ISCA Archive Interspeech 2014
ISCA Archive Interspeech 2014

Audio-to-text alignment for speech recognition with very limited resources

Xavier Anguera, Jordi Luque, Ciro Gracia

In this paper we present our efforts in building a speech recognizer constrained by the availability of very limited resources. We consider that neither proper training databases nor initial acoustic models are available for the target language. Moreover, for the experiments shown here, we use grapheme-based speech recognizers. Most prior work in the area use initial acoustic models, trained on the target or a similar language, to force-align new data and then retrain the models with it. In the proposed approach a speech recognizer is trained from scratch by using audio recordings aligned with (sometimes approximate) text transcripts. All training data has been harvested online (e.g. audiobooks, parliamentary speeches). First, the audio is decoded into a phoneme sequence by an off-the-shelf phonetic recognizer in Hungarian. Phoneme sequences are then aligned to the normalized text transcripts through dynamic programming.

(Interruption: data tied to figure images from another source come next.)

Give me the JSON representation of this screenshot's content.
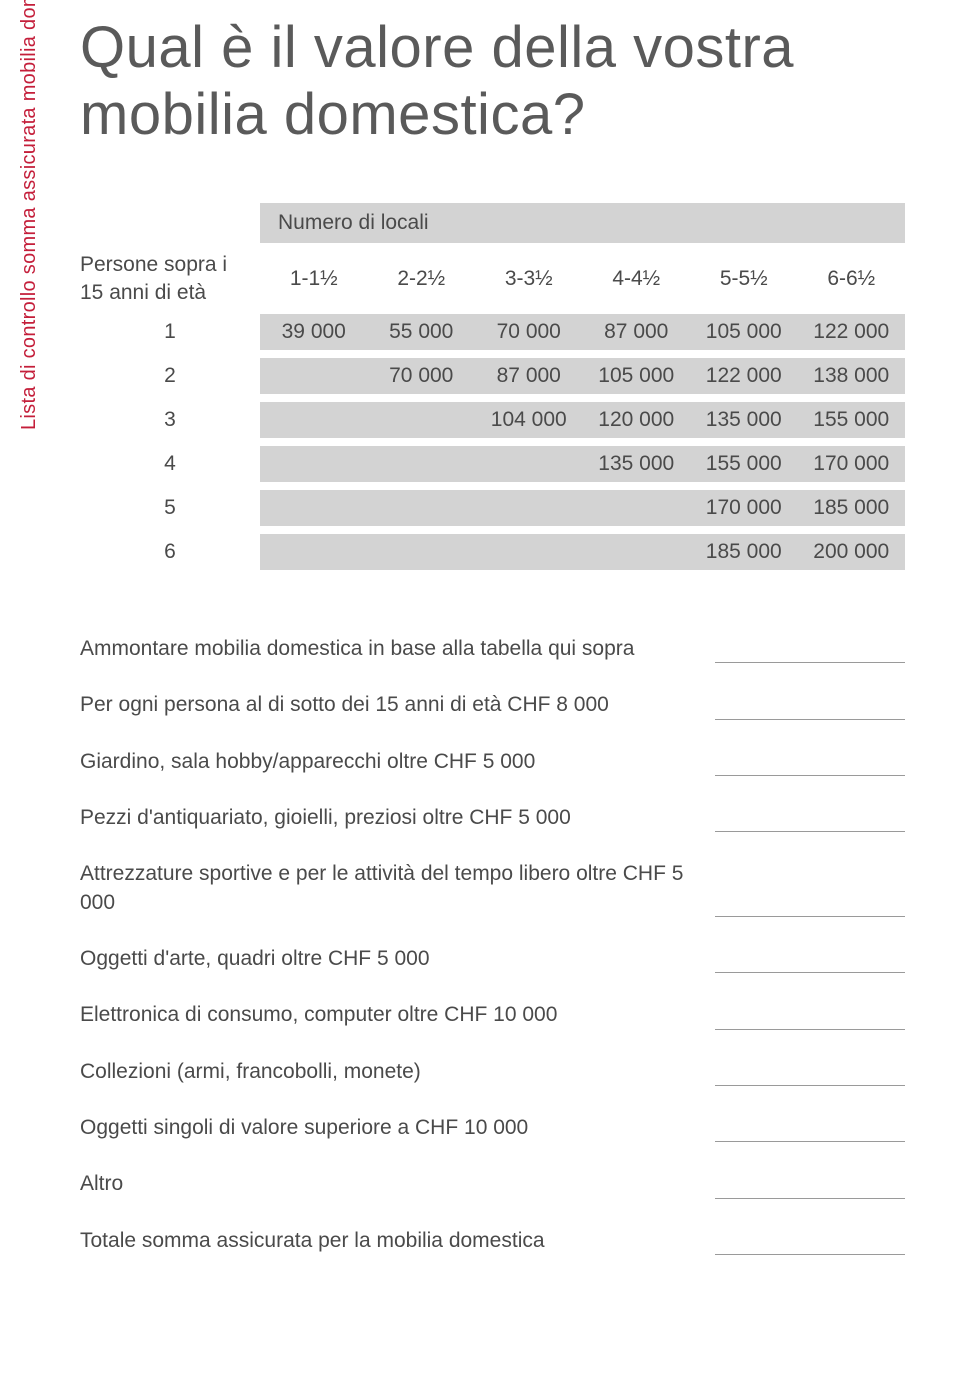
{
  "vertical_label": "Lista di controllo somma assicurata mobilia domestica",
  "title": "Qual è il valore della vostra mobilia domestica?",
  "table": {
    "caption": "Numero di locali",
    "row_header": "Persone sopra i 15 anni di età",
    "col_headers": [
      "1-1½",
      "2-2½",
      "3-3½",
      "4-4½",
      "5-5½",
      "6-6½"
    ],
    "rows": [
      {
        "num": "1",
        "cells": [
          "39 000",
          "55 000",
          "70 000",
          "87 000",
          "105 000",
          "122 000"
        ]
      },
      {
        "num": "2",
        "cells": [
          "",
          "70 000",
          "87 000",
          "105 000",
          "122 000",
          "138 000"
        ]
      },
      {
        "num": "3",
        "cells": [
          "",
          "",
          "104 000",
          "120 000",
          "135 000",
          "155 000"
        ]
      },
      {
        "num": "4",
        "cells": [
          "",
          "",
          "",
          "135 000",
          "155 000",
          "170 000"
        ]
      },
      {
        "num": "5",
        "cells": [
          "",
          "",
          "",
          "",
          "170 000",
          "185 000"
        ]
      },
      {
        "num": "6",
        "cells": [
          "",
          "",
          "",
          "",
          "185 000",
          "200 000"
        ]
      }
    ],
    "colors": {
      "header_bg": "#d3d3d3",
      "cell_bg": "#d3d3d3",
      "text": "#4a4a4a",
      "accent": "#c41e3a"
    }
  },
  "checklist": {
    "items": [
      "Ammontare mobilia domestica in base alla tabella qui sopra",
      "Per ogni persona al di sotto dei 15 anni di età CHF 8 000",
      "Giardino, sala hobby/apparecchi oltre CHF 5 000",
      "Pezzi d'antiquariato, gioielli, preziosi oltre CHF 5 000",
      "Attrezzature sportive e per le attività del tempo libero oltre CHF 5 000",
      "Oggetti d'arte, quadri oltre CHF 5 000",
      "Elettronica di consumo, computer oltre CHF 10 000",
      "Collezioni (armi, francobolli, monete)",
      "Oggetti singoli di valore superiore a CHF 10 000",
      "Altro",
      "Totale somma assicurata per la mobilia domestica"
    ]
  }
}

Correspondence between phonemes and graphemes is done through a matrix of approximate sound-to-grapheme matching. Finally, the aligned data is split into short audio/text segments and the speech recognizer is trained using Kaldi toolkit. Alignment experiments performed for Catalan and Spanish show the feasibility to obtain accurate alignments that can be used to successfully train a speech recognizer.